Streaming Analytics in OpenSearch

Mon, Aug 02, 2021 · Sudipto Guha, Joshua Tokle

This post introduces an updated Random Cut Forest library, RCF 2.0. OpenSearch uses RCF 1.0 in its existing High Cardinality Anomaly Detection (HCAD) framework [1,2,3]. The sequel discusses the perspective motivating RCF 2.0.

Anomaly detection is a quintessential search problem. A typical use case corresponds to a high cardinality dataset, where some attributes split the data into a large number of individual, and potentially incomparable, time series and one simultaneously monitors each of those time series. Anomalies are often only explainable in the context of past data specific to each time series. The use case exemplifies the needle-in-an-unfamiliar-haystack search task. The HCAD in OpenSearch [2,3] provides users an out of the box solution for this use case. See [4] for discussions on using the feature in OpenSearch.

However a truly high cardinality scenario requires that models are stored on disk and loaded into memory on demand to save heap space. Loading the models repeatedly however, hearkens back to rebuilding models on every data value which is a bottleneck for scale. Imagine rebuilding hash tables every time a new value is seen — further, imagine rebuilding an ensemble of 50 such hash tables with the same entries in them!

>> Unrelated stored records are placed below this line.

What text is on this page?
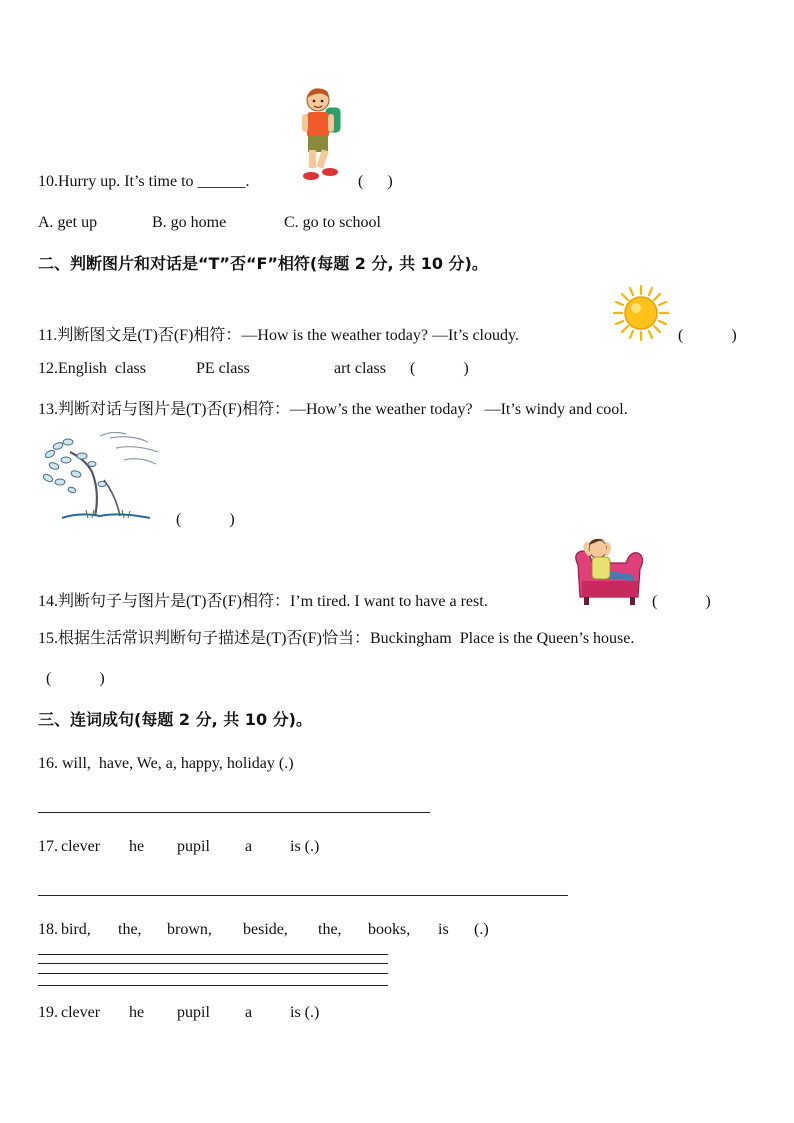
10.Hurry up. It’s time to ______.	(      )
A. get up	B. go home	C. go to school
二、判断图片和对话是“T”否“F”相符(每题 2 分, 共 10 分)。
11.判断图文是(T)否(F)相符：—How is the weather today? —It’s cloudy.	(            )
12.English  class	PE class	art class (            )
13.判断对话与图片是(T)否(F)相符：—How’s the weather today?   —It’s windy and cool.
(            )
14.判断句子与图片是(T)否(F)相符：I’m tired. I want to have a rest.	(            )
15.根据生活常识判断句子描述是(T)否(F)恰当：Buckingham  Place is the Queen’s house.
(            )
三、连词成句(每题 2 分, 共 10 分)。
16. will,  have, We, a, happy, holiday (.)
17. clever he pupil a is (.)
18. bird, the, brown, beside, the, books, is (.)
19. clever he pupil a is (.)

RCF is a subclass of Random Forests and some of the critical criteria for choosing the RCF models in OpenSearch correspond to light footprint, accuracy, explainability as well as the ability of fast streaming updates where models are not rebuilt from scratch on every new observation [1]. Technically, RCF uses the theme of stochastic coupling in a strong sense — where assuming one has sampled from a distribution of trees, the update preserves the distributional assumption. Just as streaming algorithms can support continuous learning without additional expansive pipelines, RCF 1.0 supports some examples of continuous learning over Random Forests. However as is typical in many streaming algorithms, the existing RCF 1.0 library does not address stop-store-reload-and-go behavior well. Trees are more complicated data structures in comparison to hash tables and the repeated reloading of ensemble forests impacts scalability. Furthermore there are multiple potential tradeoffs between representation and update efficiency for trees. RCF 2.0 threads that tradeoff needle – on synthetic benchmarks, available with the library, the model size reduces by 5-10x and speed of serialization/deserialization increases by an order of magnitude in comparison to RCF 1.0, thereby improving the scalability of HCAD and potentially reducing cost.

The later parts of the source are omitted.